In der Mittelschule zu sein, war schwer, aber ein Kind in der Mittelschule zu haben, ist Qual

Als ich in der Mittelschule war, nannten sie es Junior High. Es schien angemessen, da wir alle darauf eingestellt waren, das Verhalten der Highschool-Kinder nachzuahmen, zu denen wir (buchstäblich) aufschauten. Obwohl wir sieben Mal am Tag den Unterricht wechselten und endlich ein Kombinationsschließfach hatten, hatten die meisten Kinder in der sechsten Klasse noch nicht die Pubertät erreicht, und die Kinder, die als Tween-Könige galten.

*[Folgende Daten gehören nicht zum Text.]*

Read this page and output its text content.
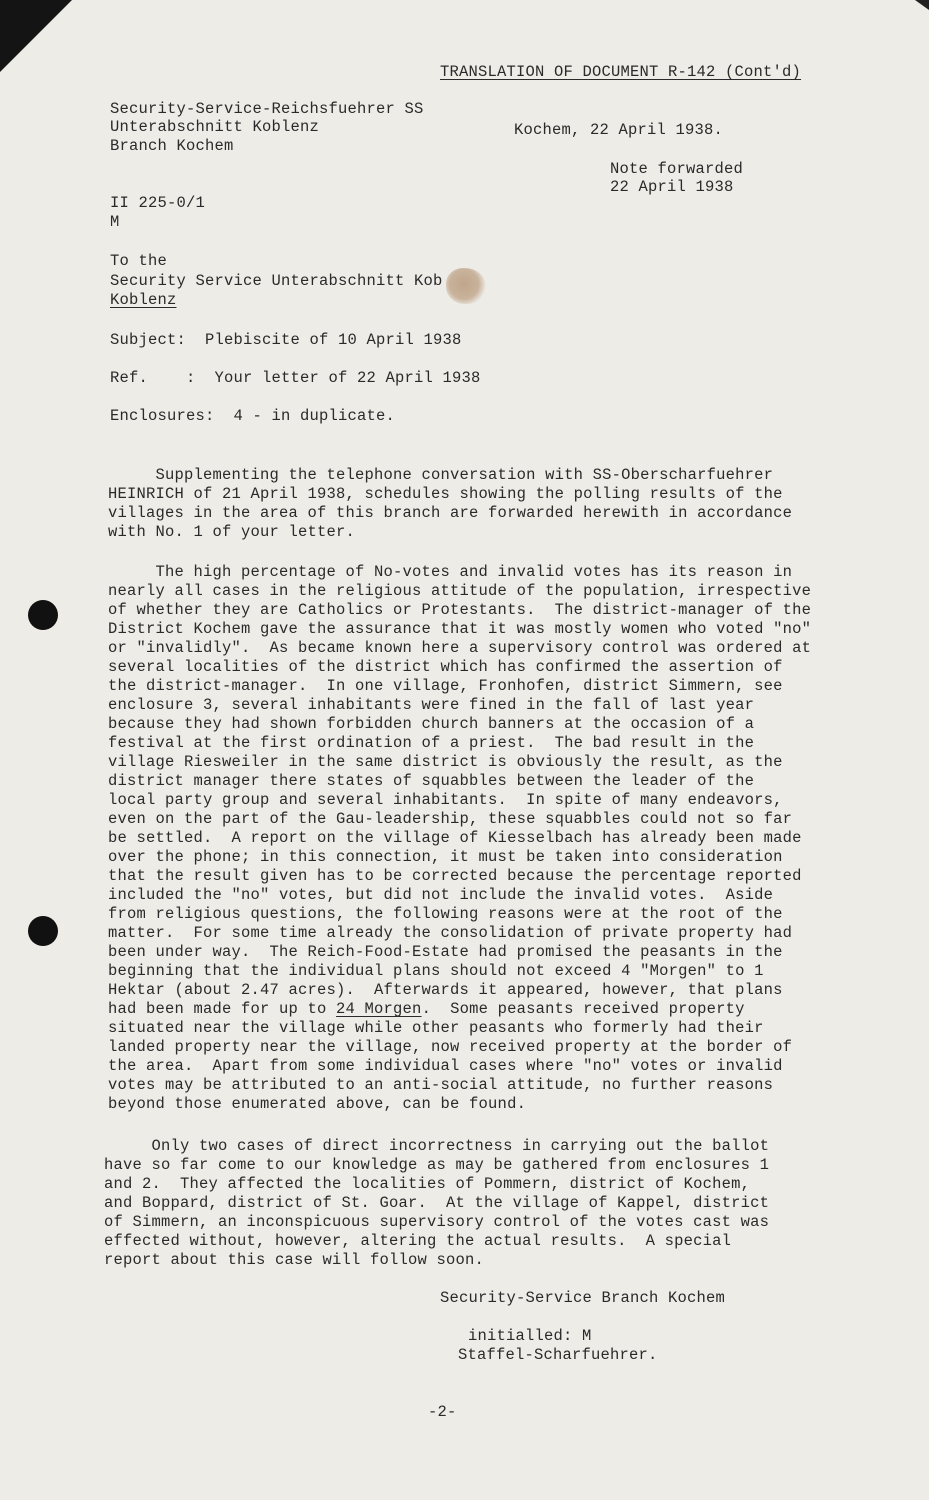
TRANSLATION OF DOCUMENT R-142 (Cont'd)
Security-Service-Reichsfuehrer SS
Unterabschnitt Koblenz
Branch Kochem
Kochem, 22 April 1938.
Note forwarded
22 April 1938
II 225-0/1
M
To the
Security Service Unterabschnitt Kob
Koblenz
Subject:  Plebiscite of 10 April 1938
Ref.    :  Your letter of 22 April 1938
Enclosures:  4 - in duplicate.
Supplementing the telephone conversation with SS-Oberscharfuehrer
HEINRICH of 21 April 1938, schedules showing the polling results of the
villages in the area of this branch are forwarded herewith in accordance
with No. 1 of your letter.
The high percentage of No-votes and invalid votes has its reason in
nearly all cases in the religious attitude of the population, irrespective
of whether they are Catholics or Protestants.  The district-manager of the
District Kochem gave the assurance that it was mostly women who voted "no"
or "invalidly".  As became known here a supervisory control was ordered at
several localities of the district which has confirmed the assertion of
the district-manager.  In one village, Fronhofen, district Simmern, see
enclosure 3, several inhabitants were fined in the fall of last year
because they had shown forbidden church banners at the occasion of a
festival at the first ordination of a priest.  The bad result in the
village Riesweiler in the same district is obviously the result, as the
district manager there states of squabbles between the leader of the
local party group and several inhabitants.  In spite of many endeavors,
even on the part of the Gau-leadership, these squabbles could not so far
be settled.  A report on the village of Kiesselbach has already been made
over the phone; in this connection, it must be taken into consideration
that the result given has to be corrected because the percentage reported
included the "no" votes, but did not include the invalid votes.  Aside
from religious questions, the following reasons were at the root of the
matter.  For some time already the consolidation of private property had
been under way.  The Reich-Food-Estate had promised the peasants in the
beginning that the individual plans should not exceed 4 "Morgen" to 1
Hektar (about 2.47 acres).  Afterwards it appeared, however, that plans
had been made for up to 24 Morgen.  Some peasants received property
situated near the village while other peasants who formerly had their
landed property near the village, now received property at the border of
the area.  Apart from some individual cases where "no" votes or invalid
votes may be attributed to an anti-social attitude, no further reasons
beyond those enumerated above, can be found.
Only two cases of direct incorrectness in carrying out the ballot
have so far come to our knowledge as may be gathered from enclosures 1
and 2.  They affected the localities of Pommern, district of Kochem,
and Boppard, district of St. Goar.  At the village of Kappel, district
of Simmern, an inconspicuous supervisory control of the votes cast was
effected without, however, altering the actual results.  A special
report about this case will follow soon.
Security-Service Branch Kochem
initialled: M
Staffel-Scharfuehrer.
-2-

Ich war ein schlaksiger Kerl mit einer mausbraunen Dauerwelle, der einmal einen Gap-Overall zur Schule trug und mir ungefähr 2,5 Jahre lang den Spitznamen Farmer Ted einbrachte. Ich erinnere mich, dass ich dachte, nichts in meinem Leben würde jemals so hart sein wie die Zeit, die ich in der Mittelschule verbracht habe, und ich war fest in diesem Glauben, bis mein Sohn selbst in die Mittelschule kam.

Jenseits der entmutigenden Veränderung der akademischen Erwartungen meines Kindes; Stundenlange Hausaufgaben, Projekte und der Umgang mit den Persönlichkeiten vieler verschiedener Lehrer haben mich nicht auf den Schock vorbereitet, dass mein kleiner Junge über Nacht ein großer Tweenager geworden war. Ich hatte nicht erwartet, dass er (die ganze Zeit) so schlecht riecht. Ich wusste nicht, dass ich bald aufhören würde, das einzige Mädchen zu sein, das in seinem Leben eine Rolle spielt. Und ich hätte nie gedacht, dass der Tag kommen würde, an dem er mich als Feind und nicht als seinen vertrauenswürdigsten Gegner ansah. Aber hier sind wir.

Die Mittelschule ist umständlich. Es ist peinlich und nervig, denn plötzlich sind alle Dinge, die als kleines Kind nicht mehr wichtig waren, wie das Falsche zu sagen und das Falsche zu tragen, alles. Teenager können brutale kleine Terroristen sein, und Gott bewahre, dass Sie auf der falschen Seite der falschen Gruppe stehen. Und das, noch bevor Sie Instagram und Snapchat in Betracht ziehen, die im Grunde genommen zu einem in Stein gemeißelten Slam-Buch geworden sind, das die ganze Welt sehen kann.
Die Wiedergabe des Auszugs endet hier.